7M2. Explain the difference between model selection and model comparison. What information is lost under model selection?
#Model selection: rank models by information criteria and choose the highest ranked model.
#Model selection discards information about model uncertainty.
#Model averaging: weight every model by its relative distance from the best model and create a posterior predictive distribution comprising predictions from every model in proportion to these weights
#Model averaging: retains some information, discards some information about model uncertainty,
7M3. When comparing models with an information criterion, why must all models be fit to exactly the same observations? What would happen to the information criterion values, if the models were fit to different numbers of observations? Perform some experiments, if you are not sure.
# if a model is fit to different observations. this model may be different purpose from other models
# if use fewer observations, the model may be perform better, as the deviance will be smaller. many R regression functions will drop incomplete cases, and reduce the observations. it's normal cases, but will bring bad results.
7M4. What happens to the effective number of parameters, as measured by PSIS or WAIC, as a prior becomes more concentrated? Why?

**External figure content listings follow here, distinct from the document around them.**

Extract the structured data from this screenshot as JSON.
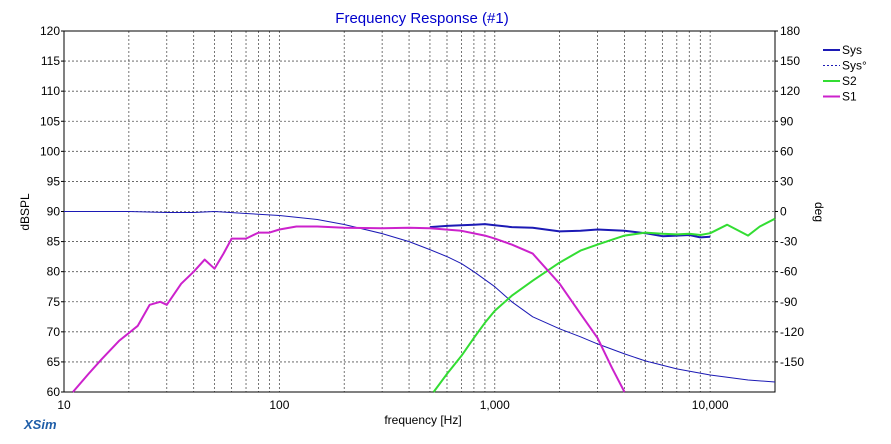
{
  "chart_data": {
    "type": "line",
    "title": "Frequency Response (#1)",
    "xlabel": "frequency [Hz]",
    "ylabel_left": "dBSPL",
    "ylabel_right": "deg",
    "x_scale": "log",
    "xlim": [
      10,
      20000
    ],
    "ylim_left": [
      60,
      120
    ],
    "ylim_right": [
      -180,
      180
    ],
    "x_tick_labels": [
      {
        "value": 10,
        "label": "10"
      },
      {
        "value": 100,
        "label": "100"
      },
      {
        "value": 1000,
        "label": "1,000"
      },
      {
        "value": 10000,
        "label": "10,000"
      }
    ],
    "y_ticks_left": [
      60,
      65,
      70,
      75,
      80,
      85,
      90,
      95,
      100,
      105,
      110,
      115,
      120
    ],
    "y_ticks_right": [
      -150,
      -120,
      -90,
      -60,
      -30,
      0,
      30,
      60,
      90,
      120,
      150,
      180
    ],
    "grid": true,
    "legend_position": "top-right",
    "series": [
      {
        "name": "Sys",
        "color": "#1c1ab5",
        "style": "solid",
        "axis": "left",
        "x": [
          500,
          600,
          700,
          800,
          900,
          1000,
          1200,
          1500,
          2000,
          2500,
          3000,
          4000,
          5000,
          6000,
          7000,
          8000,
          9000,
          10000
        ],
        "y": [
          87.4,
          87.6,
          87.7,
          87.8,
          87.9,
          87.7,
          87.4,
          87.3,
          86.7,
          86.8,
          87.0,
          86.8,
          86.4,
          85.9,
          86.0,
          86.1,
          85.7,
          85.8
        ]
      },
      {
        "name": "Sys°",
        "color": "#1c1ab5",
        "style": "dotted",
        "axis": "right",
        "x": [
          10,
          20,
          30,
          40,
          50,
          70,
          100,
          150,
          200,
          300,
          400,
          500,
          600,
          700,
          800,
          1000,
          1200,
          1500,
          2000,
          2500,
          3000,
          4000,
          5000,
          7000,
          10000,
          15000,
          20000
        ],
        "y": [
          0,
          0,
          -1,
          -1,
          0,
          -2,
          -4,
          -8,
          -13,
          -22,
          -30,
          -38,
          -45,
          -52,
          -60,
          -75,
          -90,
          -105,
          -117,
          -125,
          -132,
          -142,
          -149,
          -157,
          -163,
          -168,
          -170
        ]
      },
      {
        "name": "S2",
        "color": "#33dd33",
        "style": "solid",
        "axis": "left",
        "x": [
          520,
          600,
          700,
          800,
          900,
          1000,
          1200,
          1500,
          2000,
          2500,
          3000,
          4000,
          5000,
          6000,
          7000,
          8000,
          9000,
          10000,
          12000,
          15000,
          17000,
          20000
        ],
        "y": [
          60,
          63,
          66,
          69,
          71.5,
          73.5,
          76,
          78.5,
          81.5,
          83.5,
          84.5,
          86,
          86.5,
          86.3,
          86.2,
          86.3,
          86.1,
          86.4,
          87.8,
          86.0,
          87.5,
          88.8
        ]
      },
      {
        "name": "S1",
        "color": "#cc22cc",
        "style": "solid",
        "axis": "left",
        "x": [
          11,
          13,
          15,
          18,
          22,
          25,
          28,
          30,
          35,
          40,
          45,
          50,
          55,
          60,
          70,
          80,
          90,
          100,
          120,
          150,
          200,
          300,
          400,
          500,
          700,
          900,
          1000,
          1200,
          1500,
          2000,
          2500,
          3000,
          3500,
          4000
        ],
        "y": [
          60,
          63,
          65.5,
          68.5,
          71,
          74.5,
          75,
          74.5,
          78,
          80,
          82,
          80.5,
          83,
          85.5,
          85.5,
          86.5,
          86.5,
          87,
          87.5,
          87.5,
          87.3,
          87.2,
          87.3,
          87.2,
          86.8,
          86,
          85.5,
          84.5,
          83,
          78,
          73,
          69,
          64,
          60
        ]
      }
    ]
  },
  "brand": "XSim"
}
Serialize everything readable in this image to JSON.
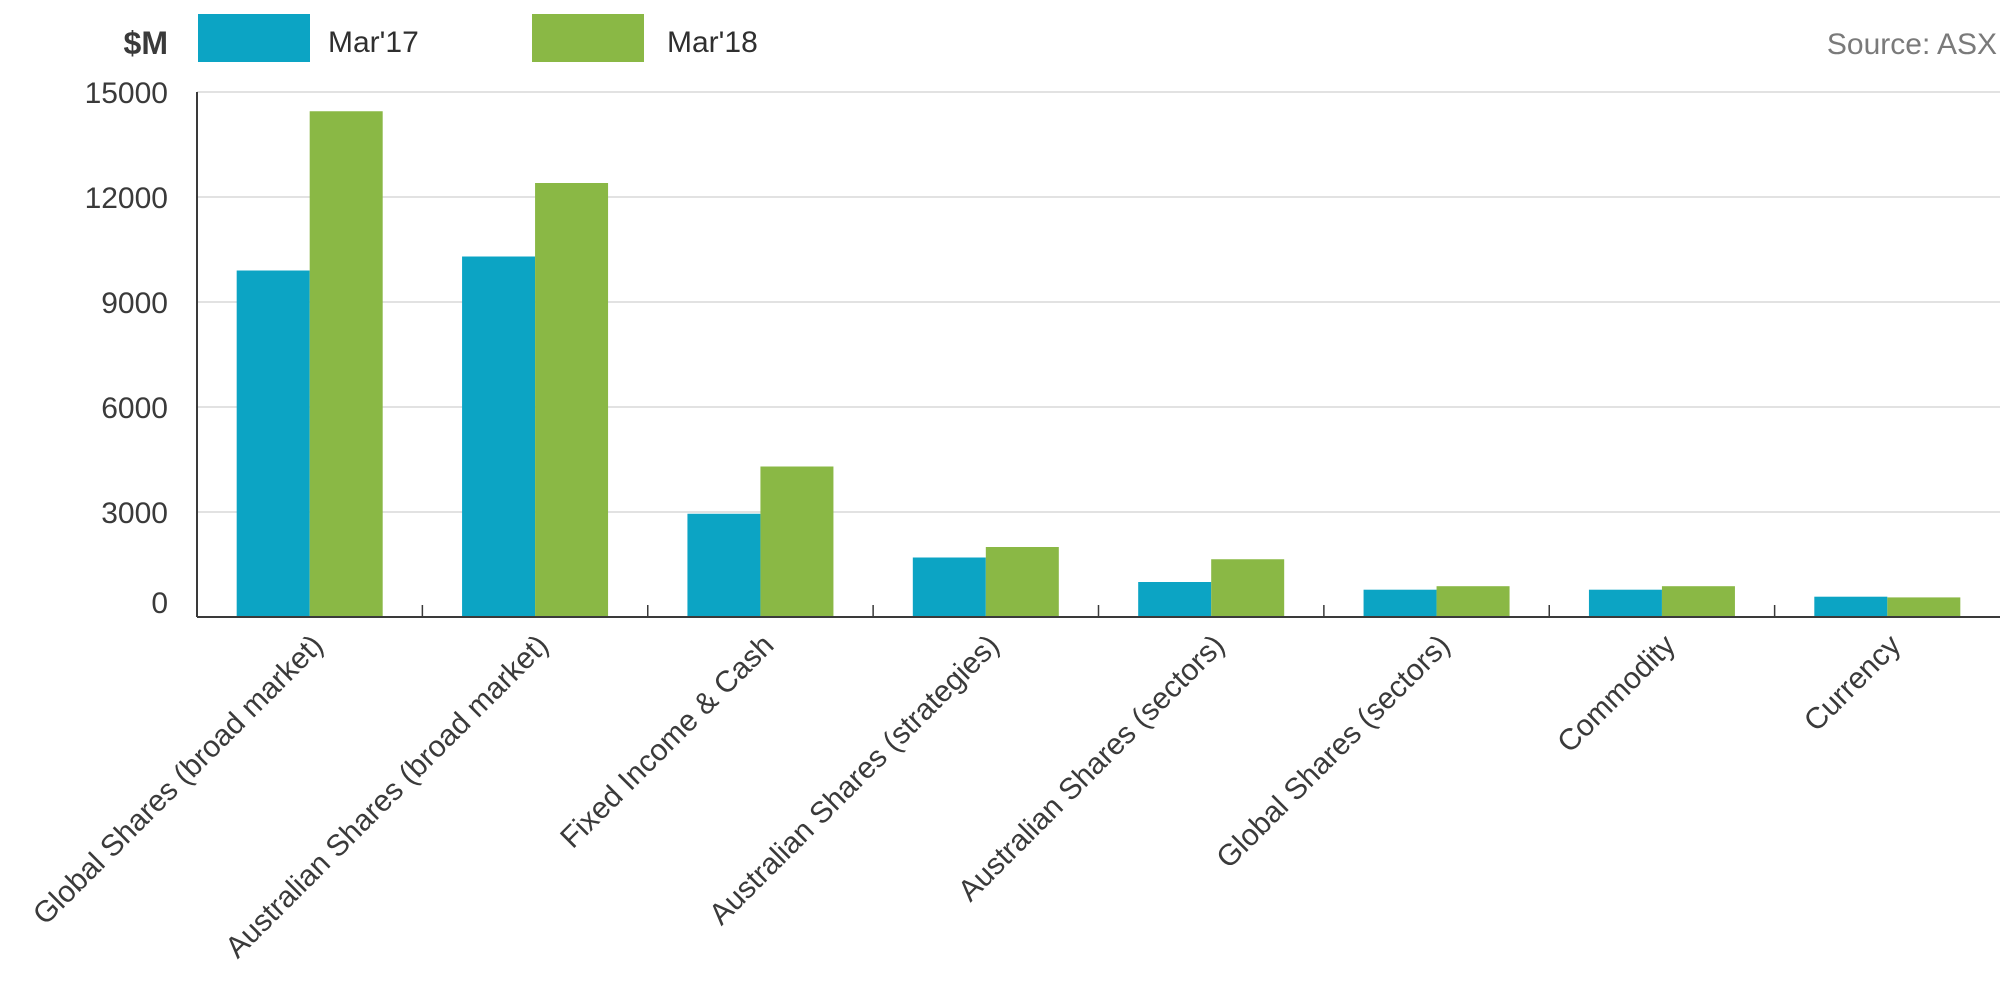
{
  "chart_data": {
    "type": "bar",
    "unit_label": "$M",
    "source": "Source: ASX",
    "categories": [
      "Global Shares (broad market)",
      "Australian Shares (broad market)",
      "Fixed Income & Cash",
      "Australian Shares (strategies)",
      "Australian Shares (sectors)",
      "Global Shares (sectors)",
      "Commodity",
      "Currency"
    ],
    "series": [
      {
        "name": "Mar'17",
        "color": "#0ca4c4",
        "values": [
          9900,
          10300,
          2950,
          1700,
          1000,
          780,
          780,
          580
        ]
      },
      {
        "name": "Mar'18",
        "color": "#8ab845",
        "values": [
          14450,
          12400,
          4300,
          2000,
          1650,
          880,
          880,
          560
        ]
      }
    ],
    "ylim": [
      0,
      15000
    ],
    "yticks": [
      0,
      3000,
      6000,
      9000,
      12000,
      15000
    ],
    "ytick_labels": [
      "0",
      "3000",
      "6000",
      "9000",
      "12000",
      "15000"
    ],
    "grid": true,
    "legend_position": "top-left",
    "xlabel": "",
    "ylabel": ""
  }
}
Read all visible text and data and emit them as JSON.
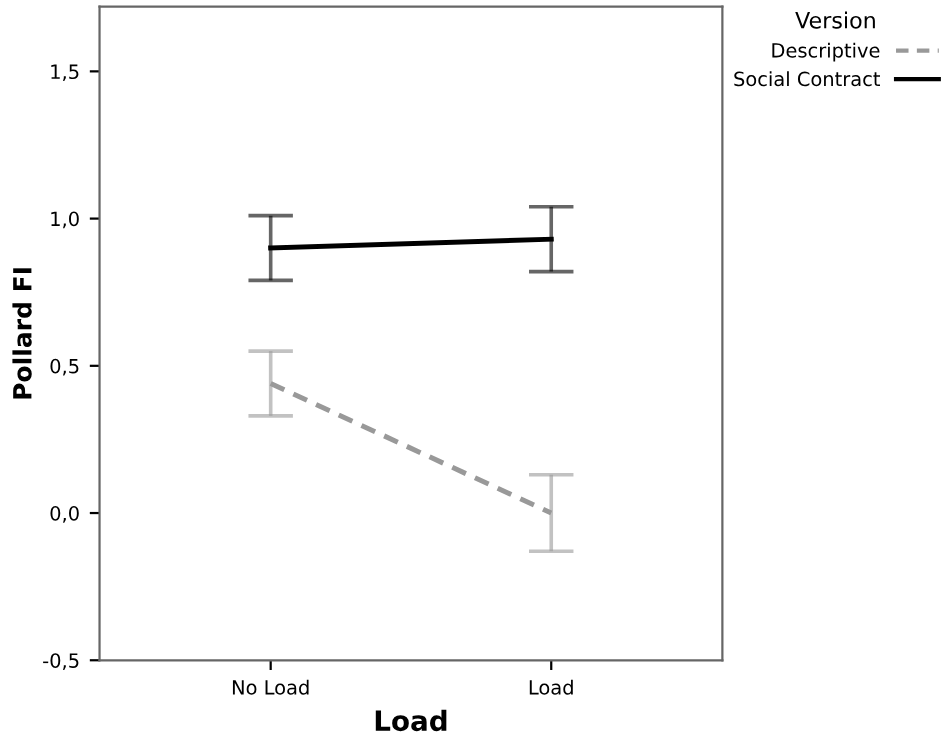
{
  "chart_data": {
    "type": "line",
    "xlabel": "Load",
    "ylabel": "Pollard FI",
    "legend_title": "Version",
    "categories": [
      "No Load",
      "Load"
    ],
    "series": [
      {
        "name": "Descriptive",
        "color": "#999999",
        "values": [
          0.44,
          0.0
        ],
        "errors": [
          [
            0.33,
            0.55
          ],
          [
            -0.13,
            0.13
          ]
        ],
        "line_style": "dashed"
      },
      {
        "name": "Social Contract",
        "color": "#000000",
        "values": [
          0.9,
          0.93
        ],
        "errors": [
          [
            0.79,
            1.01
          ],
          [
            0.82,
            1.04
          ]
        ],
        "line_style": "solid"
      }
    ],
    "ylim": [
      -0.5,
      1.72
    ],
    "yticks": [
      {
        "value": -0.5,
        "label": "-0,5"
      },
      {
        "value": 0.0,
        "label": "0,0"
      },
      {
        "value": 0.5,
        "label": "0,5"
      },
      {
        "value": 1.0,
        "label": "1,0"
      },
      {
        "value": 1.5,
        "label": "1,5"
      }
    ],
    "grid": false,
    "legend": "top right",
    "marker": "none"
  }
}
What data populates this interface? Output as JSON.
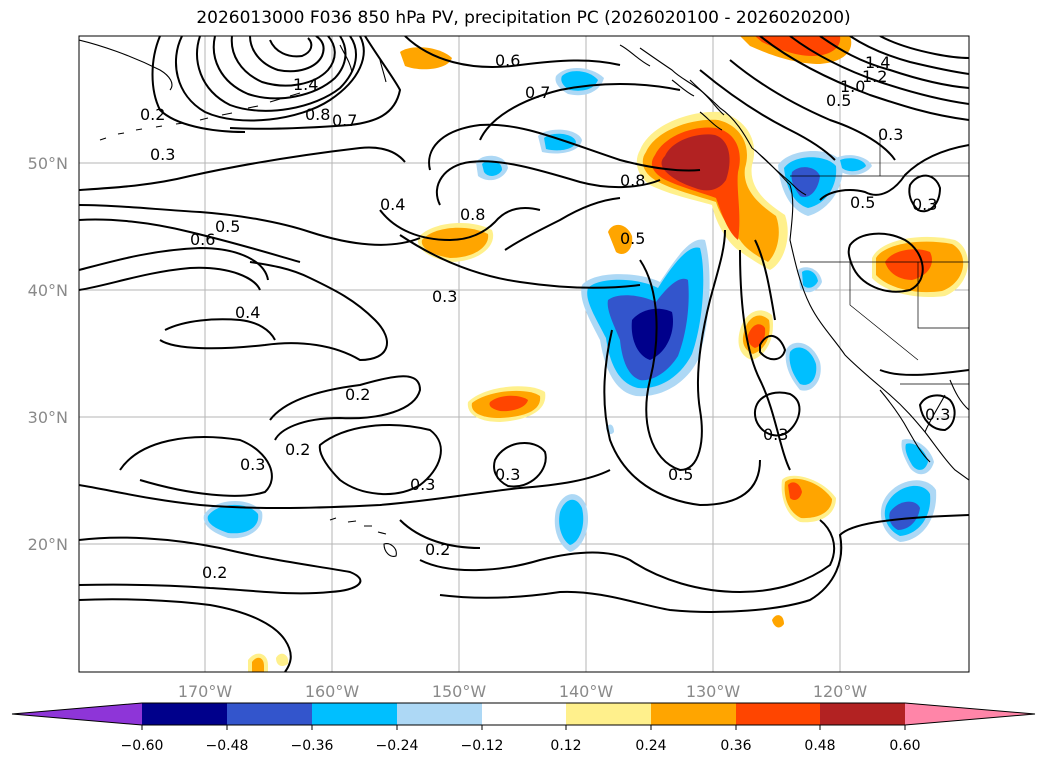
{
  "title": "2026013000 F036 850 hPa PV, precipitation PC (2026020100 - 2026020200)",
  "map": {
    "lon_ticks": [
      "170°W",
      "160°W",
      "150°W",
      "140°W",
      "130°W",
      "120°W"
    ],
    "lat_ticks": [
      "50°N",
      "40°N",
      "30°N",
      "20°N"
    ],
    "contour_labels": [
      "1.4",
      "0.8",
      "0.7",
      "0.6",
      "0.5",
      "0.4",
      "0.3",
      "0.2",
      "1.2",
      "1.0"
    ]
  },
  "colorbar": {
    "tick_labels": [
      "−0.60",
      "−0.48",
      "−0.36",
      "−0.24",
      "−0.12",
      "0.12",
      "0.24",
      "0.36",
      "0.48",
      "0.60"
    ],
    "colors": [
      "#8e35d8",
      "#00008b",
      "#3355cc",
      "#00bfff",
      "#add8f5",
      "#ffffff",
      "#fff08c",
      "#ffa500",
      "#ff4500",
      "#b22222",
      "#ff85a8"
    ]
  },
  "chart_data": {
    "type": "heatmap",
    "title": "2026013000 F036 850 hPa PV, precipitation PC (2026020100 - 2026020200)",
    "xlabel": "",
    "ylabel": "",
    "x_ticks": [
      "170°W",
      "160°W",
      "150°W",
      "140°W",
      "130°W",
      "120°W"
    ],
    "y_ticks": [
      "50°N",
      "40°N",
      "30°N",
      "20°N"
    ],
    "fill_levels": [
      -0.6,
      -0.48,
      -0.36,
      -0.24,
      -0.12,
      0.12,
      0.24,
      0.36,
      0.48,
      0.6
    ],
    "contour_levels": [
      0.2,
      0.3,
      0.4,
      0.5,
      0.6,
      0.7,
      0.8,
      1.0,
      1.2,
      1.4
    ]
  }
}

Perform some experiments, if you are not sure.
# when prior becomes more concentrated around particular parameter values, the model is less flexible in fitting the sample
# more concentrated, prior represents more previous data, the model is less flexible, the effective number of parameters declines.
# some codes to show this
# change the value for sigma in the data list. the smaller sigma, the more concentrated the prior and the smaller the effective number of parameters
library(rethinking)
## Loading required package: rstan
## Warning: package 'rstan' was built under R version 4.0.3
## Loading required package: StanHeaders
## Loading required package: ggplot2
## Warning: package 'ggplot2' was built under R version 4.0.3
## rstan (Version 2.21.2, GitRev: 2e1f913d3ca3)
## For execution on a local, multicore CPU with excess RAM we recommend calling
## options(mc.cores = parallel::detectCores()).
## To avoid recompilation of unchanged Stan programs, we recommend calling
## rstan_options(auto_write = TRUE)
## Do not specify '-march=native' in 'LOCAL_CPPFLAGS' or a Makevars file
## Loading required package: parallel
## Loading required package: dagitty
## Warning: package 'dagitty' was built under R version 4.0.3
## rethinking (Version 2.01)
##
## Attaching package: 'rethinking'
## The following object is masked from 'package:stats':
##
## rstudent
y <- rnorm(10) # execute once to get data
# repeat , change sigma each time
m <- quap(
alist(
y ~ dnorm(mu,1),
mu ~ dnorm(0,sigma)
), data=list(y=y,sigma=10) )
WAIC(m)
## WAIC lppd penalty std_err
## 1 35.11963 -16.07976 1.480054 6.425264
7M5. Provide an informal explanation of why informative priors reduce overfitting.
# Informative priors reduce overfitting by reducing the sensitivity of a sample model. some sample information is irregular, it's not a recurring feature of the process of interest.
7M6. Provide an informal explanation of why overly informative priors result in underfitting.
# if a prior have over information, then the model even will not learn the regular features of a sample. the model may underfit the sample. there is usually a broad family of priors which is almost not different to the same sample.